Imposto sobre Operações Financeiras
Em junho de 2025, o governo publicou um decreto elevando o
Imposto sobre Operações Financeiras (IOF) em diversas frentes, o que gerou
reação no Congresso e no mercado. Entre os pontos:
•
Compras com cartão de crédito no exterior
passaram de 3,38% para 3,5%.
•
Compra de moeda em espécie e envio não
especificado de recursos ao exterior subiram de 1,1% para 3,5%.
•
Operações de crédito empresarial tiveram aumento
na alíquota diária de 0,0041% para 0,0082% e alíquota fixa de 0,38%.
•
Planos de seguro de vida com cobertura por
sobrevivência, como o VGBL, passaram a pagar 5% de IOF sobre aportes mensais
acima de R$ 300 mil — valor que será de R$ 600 mil a partir de 2026.
•
Fundos de Investimento em Direitos Creditórios
(FIDC) passaram a ser tributados com 0,38% de IOF na aquisição primária de
cotas.
•
Cooperativas de crédito com operações anuais
acima de R$ 100 milhões perderam o tratamento fiscal diferenciado.

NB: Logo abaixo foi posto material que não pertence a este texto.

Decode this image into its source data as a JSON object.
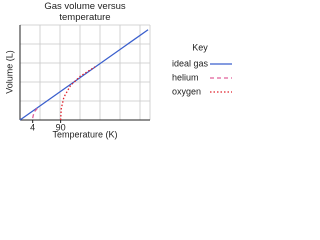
{
  "chart_data": {
    "type": "line",
    "title": "Gas volume versus temperature",
    "x_label": "Temperature (K)",
    "y_label": "Volume (L)",
    "xlim": [
      -35,
      365
    ],
    "ylim": [
      0,
      100
    ],
    "xticks": [
      4,
      90
    ],
    "grid": true,
    "legend_title": "Key",
    "legend_position": "right",
    "series": [
      {
        "name": "ideal gas",
        "color": "#3a5fcd",
        "style": "solid",
        "x": [
          -35,
          359
        ],
        "values": [
          0,
          95
        ]
      },
      {
        "name": "helium",
        "color": "#e0609a",
        "style": "dashed",
        "x": [
          4,
          8,
          20
        ],
        "values": [
          2,
          8,
          13
        ]
      },
      {
        "name": "oxygen",
        "color": "#e0202a",
        "style": "dotted",
        "x": [
          90,
          92,
          100,
          120,
          150,
          196
        ],
        "values": [
          0,
          12,
          24,
          36,
          46,
          56
        ]
      }
    ]
  }
}
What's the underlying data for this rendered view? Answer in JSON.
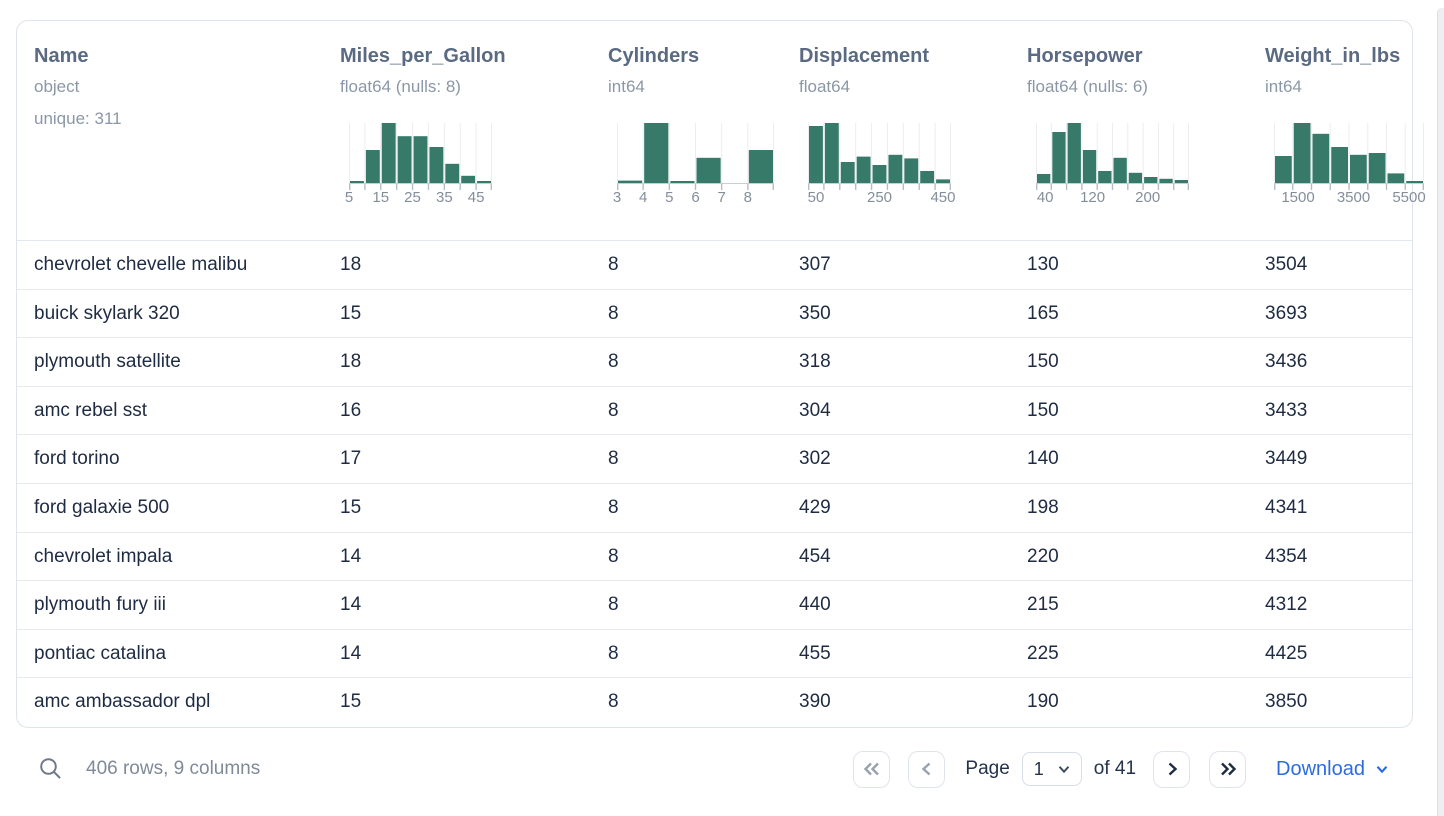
{
  "table": {
    "columns": [
      {
        "name": "Name",
        "type": "object",
        "extra": "unique: 311",
        "histogram": null
      },
      {
        "name": "Miles_per_Gallon",
        "type": "float64 (nulls: 8)",
        "extra": null,
        "histogram": {
          "width": 143,
          "bars": [
            0.03,
            0.55,
            1.0,
            0.78,
            0.78,
            0.6,
            0.32,
            0.12,
            0.03
          ],
          "tick_labels": [
            {
              "text": "5",
              "frac": 0.0
            },
            {
              "text": "15",
              "frac": 0.222
            },
            {
              "text": "25",
              "frac": 0.444
            },
            {
              "text": "35",
              "frac": 0.667
            },
            {
              "text": "45",
              "frac": 0.889
            }
          ]
        }
      },
      {
        "name": "Cylinders",
        "type": "int64",
        "extra": null,
        "histogram": {
          "width": 157,
          "bars": [
            0.04,
            1.0,
            0.03,
            0.42,
            0,
            0.55
          ],
          "tick_labels": [
            {
              "text": "3",
              "frac": 0.0
            },
            {
              "text": "4",
              "frac": 0.167
            },
            {
              "text": "5",
              "frac": 0.333
            },
            {
              "text": "6",
              "frac": 0.5
            },
            {
              "text": "7",
              "frac": 0.667
            },
            {
              "text": "8",
              "frac": 0.833
            }
          ]
        }
      },
      {
        "name": "Displacement",
        "type": "float64",
        "extra": null,
        "histogram": {
          "width": 143,
          "bars": [
            0.95,
            1.0,
            0.35,
            0.44,
            0.3,
            0.47,
            0.41,
            0.2,
            0.06
          ],
          "tick_labels": [
            {
              "text": "50",
              "frac": 0.056
            },
            {
              "text": "250",
              "frac": 0.5
            },
            {
              "text": "450",
              "frac": 0.944
            }
          ]
        }
      },
      {
        "name": "Horsepower",
        "type": "float64 (nulls: 6)",
        "extra": null,
        "histogram": {
          "width": 153,
          "bars": [
            0.15,
            0.85,
            1.0,
            0.55,
            0.2,
            0.42,
            0.17,
            0.1,
            0.07,
            0.05
          ],
          "tick_labels": [
            {
              "text": "40",
              "frac": 0.06
            },
            {
              "text": "120",
              "frac": 0.37
            },
            {
              "text": "200",
              "frac": 0.73
            }
          ]
        }
      },
      {
        "name": "Weight_in_lbs",
        "type": "int64",
        "extra": null,
        "histogram": {
          "width": 150,
          "bars": [
            0.45,
            1.0,
            0.82,
            0.6,
            0.47,
            0.5,
            0.16,
            0.02
          ],
          "tick_labels": [
            {
              "text": "1500",
              "frac": 0.16
            },
            {
              "text": "3500",
              "frac": 0.53
            },
            {
              "text": "5500",
              "frac": 0.9
            }
          ]
        }
      }
    ],
    "rows": [
      [
        "chevrolet chevelle malibu",
        "18",
        "8",
        "307",
        "130",
        "3504"
      ],
      [
        "buick skylark 320",
        "15",
        "8",
        "350",
        "165",
        "3693"
      ],
      [
        "plymouth satellite",
        "18",
        "8",
        "318",
        "150",
        "3436"
      ],
      [
        "amc rebel sst",
        "16",
        "8",
        "304",
        "150",
        "3433"
      ],
      [
        "ford torino",
        "17",
        "8",
        "302",
        "140",
        "3449"
      ],
      [
        "ford galaxie 500",
        "15",
        "8",
        "429",
        "198",
        "4341"
      ],
      [
        "chevrolet impala",
        "14",
        "8",
        "454",
        "220",
        "4354"
      ],
      [
        "plymouth fury iii",
        "14",
        "8",
        "440",
        "215",
        "4312"
      ],
      [
        "pontiac catalina",
        "14",
        "8",
        "455",
        "225",
        "4425"
      ],
      [
        "amc ambassador dpl",
        "15",
        "8",
        "390",
        "190",
        "3850"
      ]
    ]
  },
  "footer": {
    "summary": "406 rows, 9 columns",
    "page_label": "Page",
    "page_value": "1",
    "of_label": "of 41",
    "download_label": "Download"
  },
  "colors": {
    "bar_green": "#377a69",
    "header_text": "#5a6a82",
    "muted_text": "#8b97a6",
    "row_text": "#1e2b42",
    "download_blue": "#2d6ce0"
  },
  "chart_data": [
    {
      "type": "bar",
      "title": "Miles_per_Gallon histogram",
      "bin_edge_labels": [
        "5",
        "15",
        "25",
        "35",
        "45"
      ],
      "relative_heights": [
        0.03,
        0.55,
        1.0,
        0.78,
        0.78,
        0.6,
        0.32,
        0.12,
        0.03
      ]
    },
    {
      "type": "bar",
      "title": "Cylinders histogram",
      "bin_edge_labels": [
        "3",
        "4",
        "5",
        "6",
        "7",
        "8"
      ],
      "relative_heights": [
        0.04,
        1.0,
        0.03,
        0.42,
        0,
        0.55
      ]
    },
    {
      "type": "bar",
      "title": "Displacement histogram",
      "bin_edge_labels": [
        "50",
        "250",
        "450"
      ],
      "relative_heights": [
        0.95,
        1.0,
        0.35,
        0.44,
        0.3,
        0.47,
        0.41,
        0.2,
        0.06
      ]
    },
    {
      "type": "bar",
      "title": "Horsepower histogram",
      "bin_edge_labels": [
        "40",
        "120",
        "200"
      ],
      "relative_heights": [
        0.15,
        0.85,
        1.0,
        0.55,
        0.2,
        0.42,
        0.17,
        0.1,
        0.07,
        0.05
      ]
    },
    {
      "type": "bar",
      "title": "Weight_in_lbs histogram",
      "bin_edge_labels": [
        "1500",
        "3500",
        "5500"
      ],
      "relative_heights": [
        0.45,
        1.0,
        0.82,
        0.6,
        0.47,
        0.5,
        0.16,
        0.02
      ]
    }
  ]
}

Elevação de alíquotas já existentes
Finalmente, a Medida Provisória nº 1.303/2025 consolidou a
estratégia de aumento da arrecadação com a inclusão de novos tributos e
elevação de alíquotas já existentes:
•
Fim da isenção do IR sobre títulos incentivados
como LCI, LCA, CRI e CRA, com alíquota de 5% sobre os rendimentos.
•
Aumento da CSLL para instituições financeiras e
seguradoras, de 9% para 15%.
•
Elevação da alíquota de JCP, de 15% para 20%, a
partir de 2026.
• Padronização da tributação sobre criptoativos, com cobrança de IR de 17,5% sobre os ganhos obtidos com ativos digitais.